Japanese cyclical stocks such as those in tech, autos and machinery that have large exposure to the Chinese market outperformed.
Hitachi Ltd soared 4.1 percent and TDK Corp surged 4.3 percent, while Toyota Motor Corp advanced 3.4 percent.
Factory automation equipment maker Yaskawa Electric rose 3.3 percent, babybottle maker Pigeon Corp added 2.8 percent and cosmetics maker Shiseido Co gained 3.4 percent.
The U.S.-China truce “is raising investors’ risk appetite especially on stocks that have underperformed lately,” said Yoshinori Shigemi, a global market strategist at JPMorgan Asset Management.
“In the mid-term, there are concerns that new tariffs will start after 90 days, but the market also expects China to come up with a stimulus programme before then.”
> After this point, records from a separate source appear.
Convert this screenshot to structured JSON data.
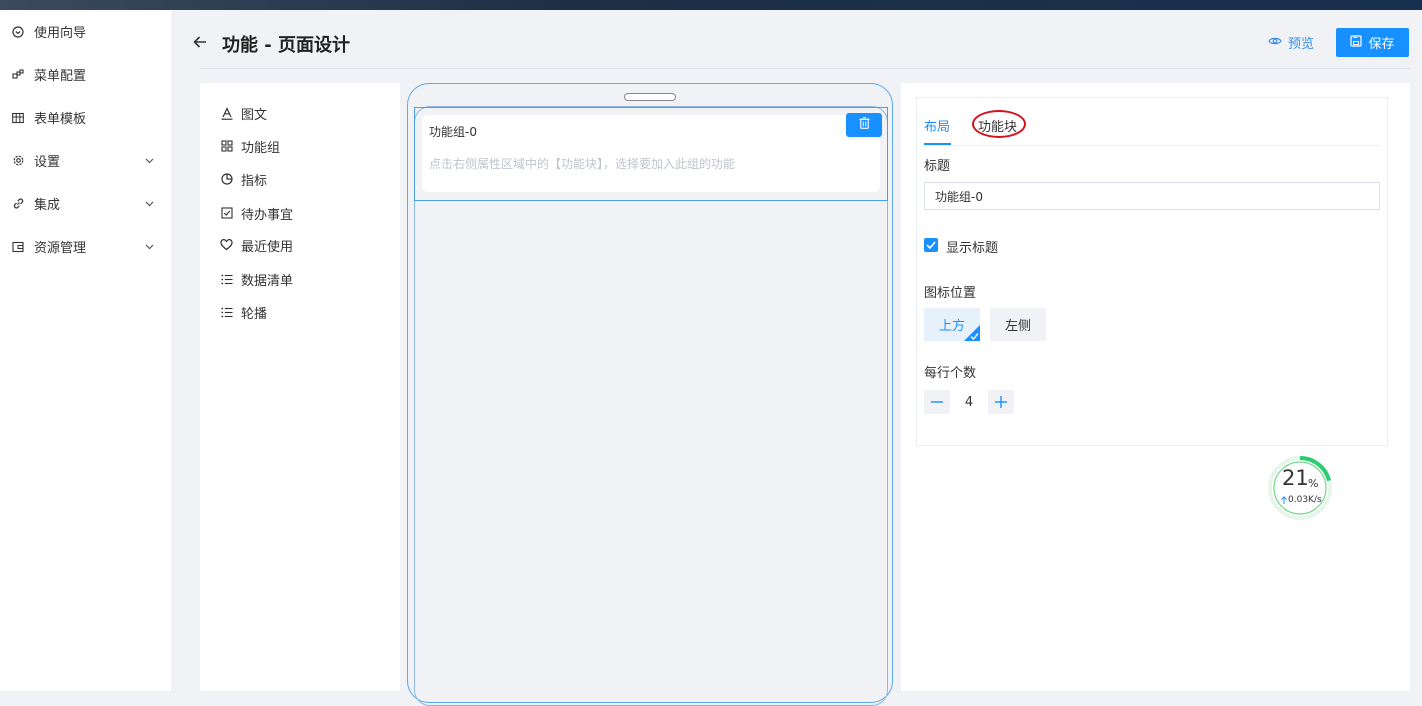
{
  "sidebar": {
    "items": [
      {
        "label": "使用向导",
        "icon": "guide-icon"
      },
      {
        "label": "菜单配置",
        "icon": "menu-config-icon"
      },
      {
        "label": "表单模板",
        "icon": "table-icon"
      },
      {
        "label": "设置",
        "icon": "gear-icon",
        "expandable": true
      },
      {
        "label": "集成",
        "icon": "link-icon",
        "expandable": true
      },
      {
        "label": "资源管理",
        "icon": "wallet-icon",
        "expandable": true
      }
    ]
  },
  "header": {
    "title": "功能 - 页面设计",
    "preview_label": "预览",
    "save_label": "保存"
  },
  "components": {
    "items": [
      {
        "label": "图文",
        "icon": "text-icon"
      },
      {
        "label": "功能组",
        "icon": "grid-icon"
      },
      {
        "label": "指标",
        "icon": "pie-chart-icon"
      },
      {
        "label": "待办事宜",
        "icon": "checkbox-icon"
      },
      {
        "label": "最近使用",
        "icon": "heart-icon"
      },
      {
        "label": "数据清单",
        "icon": "list-icon"
      },
      {
        "label": "轮播",
        "icon": "list-icon"
      }
    ]
  },
  "preview": {
    "group_title": "功能组-0",
    "group_hint": "点击右侧属性区域中的【功能块】，选择要加入此组的功能"
  },
  "properties": {
    "tabs": [
      {
        "label": "布局",
        "active": true
      },
      {
        "label": "功能块",
        "active": false
      }
    ],
    "title_label": "标题",
    "title_value": "功能组-0",
    "show_title_label": "显示标题",
    "show_title_checked": true,
    "icon_position_label": "图标位置",
    "icon_position_options": [
      "上方",
      "左侧"
    ],
    "icon_position_selected": "上方",
    "per_row_label": "每行个数",
    "per_row_value": "4"
  },
  "network_widget": {
    "percent": "21",
    "percent_value": 21,
    "percent_symbol": "%",
    "speed": "0.03K/s"
  },
  "colors": {
    "accent": "#1890ff",
    "annotation": "#d8101c",
    "gauge": "#2ecc71"
  }
}
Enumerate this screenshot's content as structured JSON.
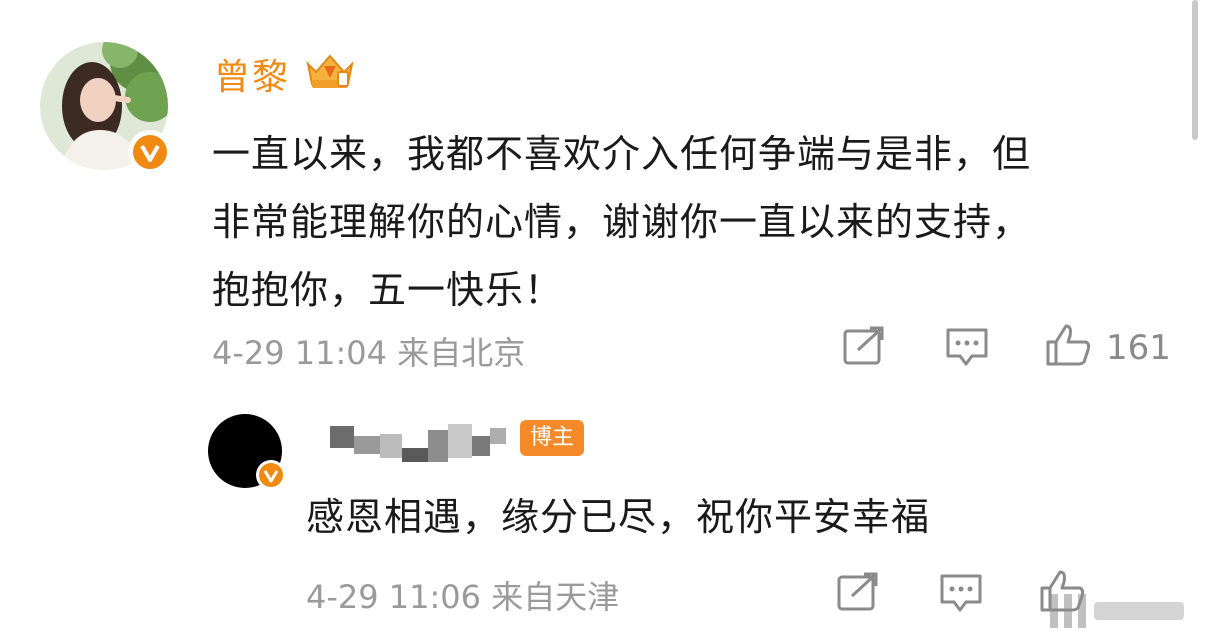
{
  "main_comment": {
    "username": "曾黎",
    "content_lines": [
      "一直以来，我都不喜欢介入任何争端与是非，但",
      "非常能理解你的心情，谢谢你一直以来的支持，",
      "抱抱你，五一快乐！"
    ],
    "time": "4-29 11:04",
    "location": "来自北京",
    "like_count": "161"
  },
  "reply": {
    "badge_label": "博主",
    "content": "感恩相遇，缘分已尽，祝你平安幸福",
    "time": "4-29 11:06",
    "location": "来自天津"
  },
  "icons": [
    "share-icon",
    "comment-icon",
    "like-icon",
    "verified-icon",
    "crown-icon"
  ],
  "colors": {
    "username": "#f08a12",
    "verified": "#f08a12",
    "meta_text": "#9a9a9a",
    "blogger_tag": "#f58a2a"
  }
}
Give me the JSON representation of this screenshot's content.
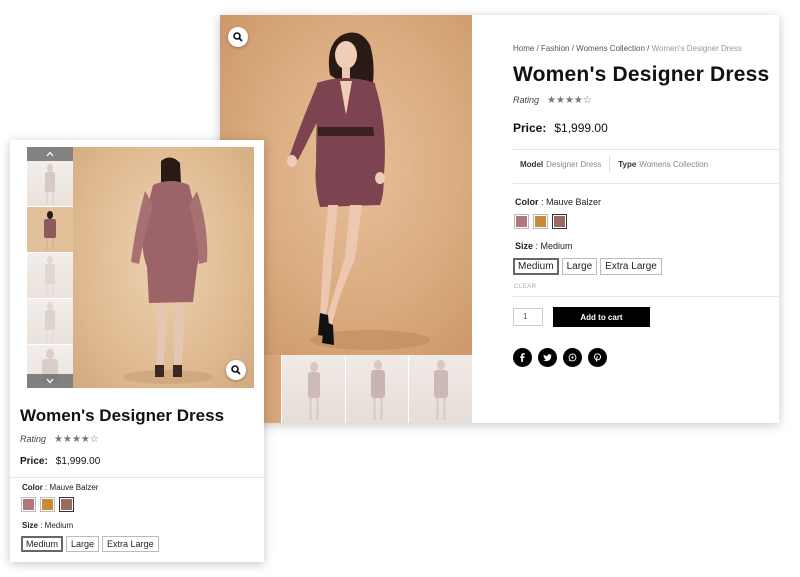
{
  "main": {
    "breadcrumb": {
      "home": "Home",
      "sep1": " / ",
      "fashion": "Fashion",
      "sep2": " / ",
      "collection": "Womens Collection",
      "sep3": " / ",
      "current": "Women's Designer Dress"
    },
    "title": "Women's Designer Dress",
    "rating_label": "Rating",
    "stars": "★★★★☆",
    "price_label": "Price:",
    "price": "$1,999.00",
    "meta": {
      "model_label": "Model",
      "model_value": "Designer Dress",
      "type_label": "Type",
      "type_value": "Womens Collection"
    },
    "color_label": "Color",
    "color_value": " : Mauve Balzer",
    "size_label": "Size",
    "size_value": " : Medium",
    "sizes": [
      "Medium",
      "Large",
      "Extra Large"
    ],
    "selected_size": "Medium",
    "clear": "CLEAR",
    "qty": "1",
    "add_to_cart": "Add to cart",
    "socials": [
      "facebook-icon",
      "twitter-icon",
      "whatsapp-icon",
      "pinterest-icon"
    ]
  },
  "side": {
    "title": "Women's Designer Dress",
    "rating_label": "Rating",
    "stars": "★★★★☆",
    "price_label": "Price:",
    "price": "$1,999.00",
    "color_label": "Color",
    "color_value": " : Mauve Balzer",
    "size_label": "Size",
    "size_value": " : Medium",
    "sizes": [
      "Medium",
      "Large",
      "Extra Large"
    ]
  },
  "colors": {
    "swatch_mauve": "#b0787a",
    "swatch_mustard": "#c98a3a",
    "swatch_rose": "#9a6a62",
    "dress": "#7d4350",
    "button_bg": "#000000"
  }
}
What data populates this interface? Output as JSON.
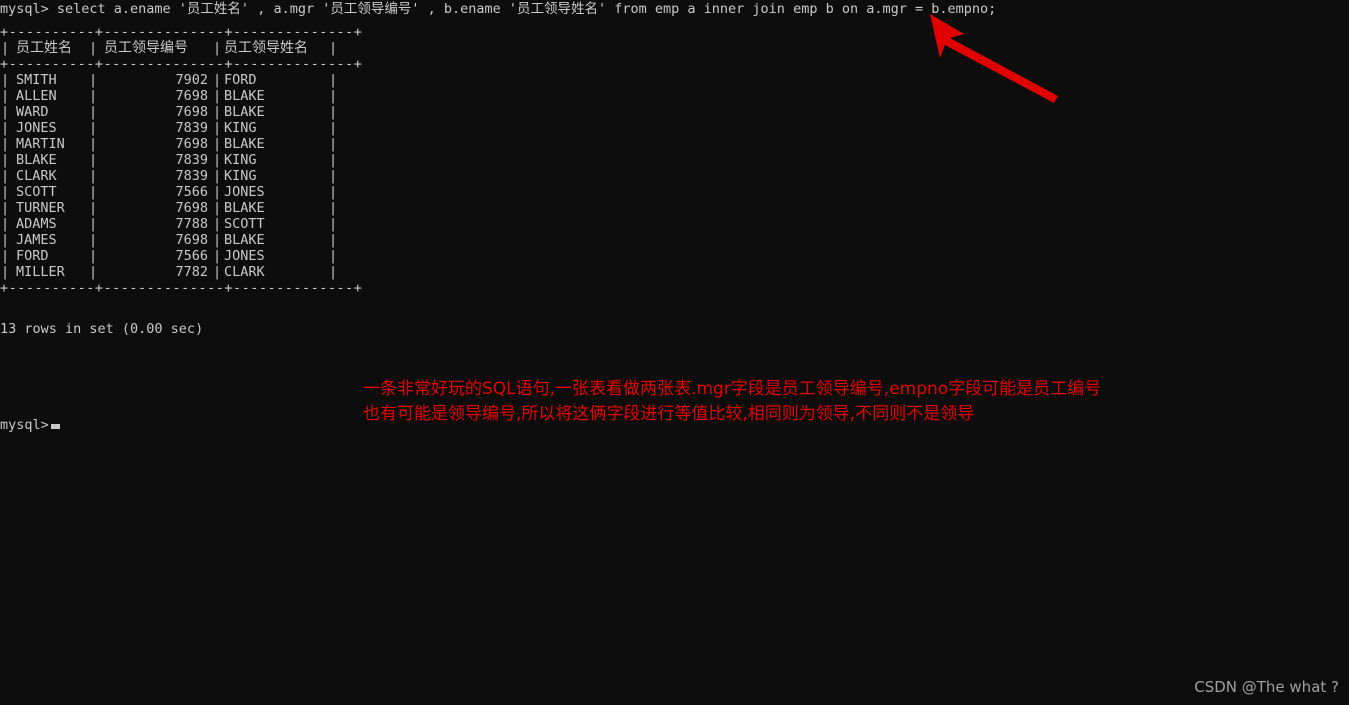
{
  "terminal": {
    "prompt": "mysql>",
    "query": "mysql> select a.ename '员工姓名' , a.mgr '员工领导编号' , b.ename '员工领导姓名' from emp a inner join emp b on a.mgr = b.empno;",
    "rule": "+----------+--------------+--------------+",
    "headers": [
      "员工姓名",
      "员工领导编号",
      "员工领导姓名"
    ],
    "rows": [
      {
        "name": "SMITH",
        "mgr": "7902",
        "leader": "FORD"
      },
      {
        "name": "ALLEN",
        "mgr": "7698",
        "leader": "BLAKE"
      },
      {
        "name": "WARD",
        "mgr": "7698",
        "leader": "BLAKE"
      },
      {
        "name": "JONES",
        "mgr": "7839",
        "leader": "KING"
      },
      {
        "name": "MARTIN",
        "mgr": "7698",
        "leader": "BLAKE"
      },
      {
        "name": "BLAKE",
        "mgr": "7839",
        "leader": "KING"
      },
      {
        "name": "CLARK",
        "mgr": "7839",
        "leader": "KING"
      },
      {
        "name": "SCOTT",
        "mgr": "7566",
        "leader": "JONES"
      },
      {
        "name": "TURNER",
        "mgr": "7698",
        "leader": "BLAKE"
      },
      {
        "name": "ADAMS",
        "mgr": "7788",
        "leader": "SCOTT"
      },
      {
        "name": "JAMES",
        "mgr": "7698",
        "leader": "BLAKE"
      },
      {
        "name": "FORD",
        "mgr": "7566",
        "leader": "JONES"
      },
      {
        "name": "MILLER",
        "mgr": "7782",
        "leader": "CLARK"
      }
    ],
    "result_status": "13 rows in set (0.00 sec)",
    "final_prompt": "mysql>",
    "text_color": "#c9c9c9",
    "background_color": "#0d0d0d"
  },
  "annotation": {
    "arrow_color": "#e00000",
    "note_color": "#e40000",
    "note_line1": "一条非常好玩的SQL语句,一张表看做两张表.mgr字段是员工领导编号,empno字段可能是员工编号",
    "note_line2": "也有可能是领导编号,所以将这俩字段进行等值比较,相同则为领导,不同则不是领导"
  },
  "watermark": {
    "text": "CSDN @The what ?"
  }
}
Apart from trade, Shigemi said that investors also took heart from comments by U.S. Federal Reserve Chair Jerome Powell, which pointed toward a slower pace of rate hikes.
“Investors were concerned about trade and Fed’s policy, so right now with the two major worries receding, the environment is favourable for stocks now,” Shigemi said.
Renesas Electronics, which has deepened a push into semiconductors for self-driving cars, jumped 10 percent.